CLAUDE.local.md にも注意
自分だけの未コミット指示を CLAUDE.local.md に置くと、それも「CLAUDE.mdがある」に数えられ、AGENTS.mdが読まれなくなる。公式ドキュメントはこの落とし穴を明記し、両立させたいなら設定を claude-md-and-agents-md にせよ、としている。

この機能はエンジン本体ではなく、同梱の「mod」である agents-md として実装されている。4つのモード(claude-md-or-agents-mdclaude-md-and-agents-mdclaude-mdmanaged-only)の意味、設定の書き方、公開ソースの読み解きは Claude Code modsとは|AGENTS.md対応のagents-md modをソースで読み、4つのモードを実測 に分けた。本記事では「結局どうすれば読まれるか」に絞る。

それでも橋が要る3つの場合

標準対応で解決しないケースが3つ残る。

Claude固有の指示を足したい——CLAUDE.mdを置いた瞬間にAGENTS.mdは(既定では)読まれなくなる。CLAUDE.mdに @AGENTS.md と書くか、各自の設定で両方読むモードにする。チームで揃えるなら前者
標準対応が効かないセッション——CHANGELOGがBedrock・Vertex・Foundryを未対応と明記。公式ドキュメントはさらに「フィーチャーフラグを取得しないセッション(サードパーティ経由・テレメトリ無効)」「対応版へ更新した直後の最初のセッション」を挙げる。/config にProject instructionsの行が出なければこの状態
2.1.276以前の版が混在——古い版はAGENTS.mdを一切読まない。全員が更新するまでは橋を残す

この3つに当てはまるなら、初出時に整理した2つの方法がそのまま使える。

方法1: @importで読み込む

CLAUDE.mdの中で @ に続けてパスを書くと、そのファイルが起動時に展開されてコンテキストに載る。AGENTS.mdをそのまま取り込みつつ、Claude固有の指示を下に足せる。

@AGENTS.md

## Claude Code

Use plan mode for changes under `src/billing/`.

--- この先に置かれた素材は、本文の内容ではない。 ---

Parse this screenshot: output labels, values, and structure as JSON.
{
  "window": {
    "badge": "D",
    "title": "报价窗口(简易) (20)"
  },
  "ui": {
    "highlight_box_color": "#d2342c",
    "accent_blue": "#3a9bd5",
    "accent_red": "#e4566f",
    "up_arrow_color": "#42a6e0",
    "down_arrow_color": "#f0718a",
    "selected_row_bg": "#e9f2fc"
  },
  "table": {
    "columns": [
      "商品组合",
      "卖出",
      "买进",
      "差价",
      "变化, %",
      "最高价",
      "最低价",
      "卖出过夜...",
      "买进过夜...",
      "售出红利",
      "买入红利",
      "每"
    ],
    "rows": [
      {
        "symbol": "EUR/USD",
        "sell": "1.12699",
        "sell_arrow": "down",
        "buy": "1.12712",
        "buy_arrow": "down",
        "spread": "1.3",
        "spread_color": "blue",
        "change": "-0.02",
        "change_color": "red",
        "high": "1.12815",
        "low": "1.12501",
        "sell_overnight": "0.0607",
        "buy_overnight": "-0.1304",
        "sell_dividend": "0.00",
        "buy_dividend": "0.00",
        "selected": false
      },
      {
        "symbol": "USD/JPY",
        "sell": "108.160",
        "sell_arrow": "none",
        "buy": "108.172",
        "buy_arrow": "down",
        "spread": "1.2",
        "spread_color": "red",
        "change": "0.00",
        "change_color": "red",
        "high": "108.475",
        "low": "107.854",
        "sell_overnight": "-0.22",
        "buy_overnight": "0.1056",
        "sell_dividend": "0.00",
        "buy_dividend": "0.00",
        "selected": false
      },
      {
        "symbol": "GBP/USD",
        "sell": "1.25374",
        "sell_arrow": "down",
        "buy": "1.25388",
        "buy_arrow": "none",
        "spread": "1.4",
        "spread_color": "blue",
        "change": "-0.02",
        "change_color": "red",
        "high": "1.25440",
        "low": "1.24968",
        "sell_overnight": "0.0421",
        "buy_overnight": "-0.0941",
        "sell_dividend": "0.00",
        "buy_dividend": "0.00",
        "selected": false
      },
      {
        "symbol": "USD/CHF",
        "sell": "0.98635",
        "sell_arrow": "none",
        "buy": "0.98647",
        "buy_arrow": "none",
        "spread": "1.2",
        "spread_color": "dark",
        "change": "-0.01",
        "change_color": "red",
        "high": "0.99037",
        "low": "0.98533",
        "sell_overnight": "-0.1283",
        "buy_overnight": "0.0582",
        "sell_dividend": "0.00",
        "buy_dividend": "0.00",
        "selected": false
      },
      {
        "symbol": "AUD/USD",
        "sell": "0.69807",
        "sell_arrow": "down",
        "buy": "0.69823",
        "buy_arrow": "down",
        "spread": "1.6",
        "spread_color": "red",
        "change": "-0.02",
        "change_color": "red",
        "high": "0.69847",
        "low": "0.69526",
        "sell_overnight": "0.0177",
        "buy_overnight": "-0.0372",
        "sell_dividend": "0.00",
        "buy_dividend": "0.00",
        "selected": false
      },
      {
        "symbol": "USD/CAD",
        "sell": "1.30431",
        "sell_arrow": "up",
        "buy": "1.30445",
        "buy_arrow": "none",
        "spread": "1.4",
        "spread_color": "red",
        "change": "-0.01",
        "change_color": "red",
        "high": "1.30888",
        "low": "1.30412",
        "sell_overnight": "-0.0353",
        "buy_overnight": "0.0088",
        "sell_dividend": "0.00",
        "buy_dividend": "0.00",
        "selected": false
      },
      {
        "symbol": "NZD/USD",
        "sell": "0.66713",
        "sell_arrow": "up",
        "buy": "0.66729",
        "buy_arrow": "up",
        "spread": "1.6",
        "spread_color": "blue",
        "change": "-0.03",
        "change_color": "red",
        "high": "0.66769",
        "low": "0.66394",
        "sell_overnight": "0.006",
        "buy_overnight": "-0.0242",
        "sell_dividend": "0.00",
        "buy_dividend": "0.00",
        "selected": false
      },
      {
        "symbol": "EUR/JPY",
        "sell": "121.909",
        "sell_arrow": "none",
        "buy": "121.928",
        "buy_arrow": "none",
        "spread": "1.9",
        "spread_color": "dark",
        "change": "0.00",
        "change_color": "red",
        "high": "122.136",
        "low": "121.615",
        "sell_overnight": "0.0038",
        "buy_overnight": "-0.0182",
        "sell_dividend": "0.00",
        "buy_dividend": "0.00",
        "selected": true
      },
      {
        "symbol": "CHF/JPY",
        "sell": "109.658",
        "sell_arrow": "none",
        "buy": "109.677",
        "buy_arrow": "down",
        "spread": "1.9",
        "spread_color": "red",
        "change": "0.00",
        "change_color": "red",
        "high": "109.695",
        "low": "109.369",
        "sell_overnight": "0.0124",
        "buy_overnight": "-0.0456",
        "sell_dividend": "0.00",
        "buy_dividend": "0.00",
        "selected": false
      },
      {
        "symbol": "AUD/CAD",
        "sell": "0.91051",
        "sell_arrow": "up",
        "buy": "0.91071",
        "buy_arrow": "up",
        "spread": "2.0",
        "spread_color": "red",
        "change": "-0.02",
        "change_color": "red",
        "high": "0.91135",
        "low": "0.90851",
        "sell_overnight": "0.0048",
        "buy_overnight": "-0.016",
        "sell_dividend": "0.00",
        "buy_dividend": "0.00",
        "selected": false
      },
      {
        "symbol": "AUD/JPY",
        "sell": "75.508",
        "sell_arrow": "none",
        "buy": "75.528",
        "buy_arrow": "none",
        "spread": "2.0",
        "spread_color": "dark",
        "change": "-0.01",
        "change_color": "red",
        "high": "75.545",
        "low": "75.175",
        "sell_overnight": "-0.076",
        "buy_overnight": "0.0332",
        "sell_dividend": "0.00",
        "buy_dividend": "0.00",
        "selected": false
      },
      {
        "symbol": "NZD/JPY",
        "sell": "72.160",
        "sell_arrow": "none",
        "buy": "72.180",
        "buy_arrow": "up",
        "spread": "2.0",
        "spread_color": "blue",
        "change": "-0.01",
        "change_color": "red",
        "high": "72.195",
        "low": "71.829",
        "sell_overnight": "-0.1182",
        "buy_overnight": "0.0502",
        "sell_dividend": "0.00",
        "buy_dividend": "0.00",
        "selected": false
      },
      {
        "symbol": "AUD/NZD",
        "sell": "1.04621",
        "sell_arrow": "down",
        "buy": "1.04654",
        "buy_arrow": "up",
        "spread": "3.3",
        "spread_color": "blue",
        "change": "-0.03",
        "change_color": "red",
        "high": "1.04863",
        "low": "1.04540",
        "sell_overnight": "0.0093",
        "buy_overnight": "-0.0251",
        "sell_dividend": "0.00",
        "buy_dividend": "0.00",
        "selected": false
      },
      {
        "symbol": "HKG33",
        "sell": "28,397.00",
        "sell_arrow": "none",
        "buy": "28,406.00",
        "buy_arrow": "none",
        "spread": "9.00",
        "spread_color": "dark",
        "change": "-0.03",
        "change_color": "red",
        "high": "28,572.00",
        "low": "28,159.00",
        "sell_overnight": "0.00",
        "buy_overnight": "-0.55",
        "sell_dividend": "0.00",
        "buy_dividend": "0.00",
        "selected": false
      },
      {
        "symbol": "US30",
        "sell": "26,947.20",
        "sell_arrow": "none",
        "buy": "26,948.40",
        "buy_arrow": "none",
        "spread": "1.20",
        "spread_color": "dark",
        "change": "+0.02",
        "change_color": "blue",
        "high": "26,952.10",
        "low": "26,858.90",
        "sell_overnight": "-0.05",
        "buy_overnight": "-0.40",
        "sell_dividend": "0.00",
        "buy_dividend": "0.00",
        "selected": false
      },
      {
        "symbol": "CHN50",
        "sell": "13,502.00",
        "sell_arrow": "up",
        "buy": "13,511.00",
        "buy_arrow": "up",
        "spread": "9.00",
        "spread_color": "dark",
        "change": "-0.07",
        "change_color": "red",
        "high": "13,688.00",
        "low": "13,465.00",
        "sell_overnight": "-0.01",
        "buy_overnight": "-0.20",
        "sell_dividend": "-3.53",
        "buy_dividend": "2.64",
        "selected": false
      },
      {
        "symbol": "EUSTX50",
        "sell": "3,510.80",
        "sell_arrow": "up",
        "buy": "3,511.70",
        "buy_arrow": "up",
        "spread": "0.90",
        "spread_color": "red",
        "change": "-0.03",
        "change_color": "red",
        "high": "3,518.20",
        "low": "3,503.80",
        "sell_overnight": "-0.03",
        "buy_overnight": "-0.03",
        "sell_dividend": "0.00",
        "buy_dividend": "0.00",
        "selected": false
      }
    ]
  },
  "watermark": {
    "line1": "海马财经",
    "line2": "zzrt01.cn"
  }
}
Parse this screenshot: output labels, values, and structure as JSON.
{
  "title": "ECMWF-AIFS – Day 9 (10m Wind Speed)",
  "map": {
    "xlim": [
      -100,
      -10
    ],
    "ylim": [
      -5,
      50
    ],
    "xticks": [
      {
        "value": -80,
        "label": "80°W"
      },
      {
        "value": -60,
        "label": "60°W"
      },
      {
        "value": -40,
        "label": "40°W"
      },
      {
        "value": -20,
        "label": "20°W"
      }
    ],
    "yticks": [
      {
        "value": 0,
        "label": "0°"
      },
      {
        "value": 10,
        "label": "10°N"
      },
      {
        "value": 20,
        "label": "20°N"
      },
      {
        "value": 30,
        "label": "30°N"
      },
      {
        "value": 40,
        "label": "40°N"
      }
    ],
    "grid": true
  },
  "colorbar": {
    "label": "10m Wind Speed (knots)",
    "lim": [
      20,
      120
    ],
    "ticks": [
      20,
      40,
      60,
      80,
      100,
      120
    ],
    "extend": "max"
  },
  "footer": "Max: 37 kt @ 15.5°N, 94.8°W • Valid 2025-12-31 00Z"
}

インポートは相対パス・絶対パスの両方が使え、インポート先がさらに別ファイルをインポートする入れ子も最大4段まで許される。なお @ をコードスパン(バッククォート)で囲むとインポートされず、ただの文字列として扱われる。公式ドキュメントは「@AGENTS.md を含むCLAUDE.mdは残してよい。どのモードでもAGENTS.mdが二重に読まれることはない」としている。

方法2: symlinkにする

Claude固有の追記が不要で、かつ旧版やBedrock環境を抱えているなら、CLAUDE.mdをAGENTS.mdへのシンボリックリンクにするのが最も単純だ。

ln -s AGENTS.md CLAUDE.md

成功しても何も出力されない。反映を確かめるには、次のセッションで /context を実行して Memory files の一覧に CLAUDE.md が出ることを見る。symlinkの場合はCLAUDE.mdとして読まれるので、この確認方法が使える。

Windowsでの注意
Windowsではsymlinkの作成に管理者権限またはDeveloper Modeが必要。チームにWindows環境が混じるリポジトリでは、symlinkではなく @AGENTS.md インポートを選ぶほうが安全だと公式ドキュメントも案内している。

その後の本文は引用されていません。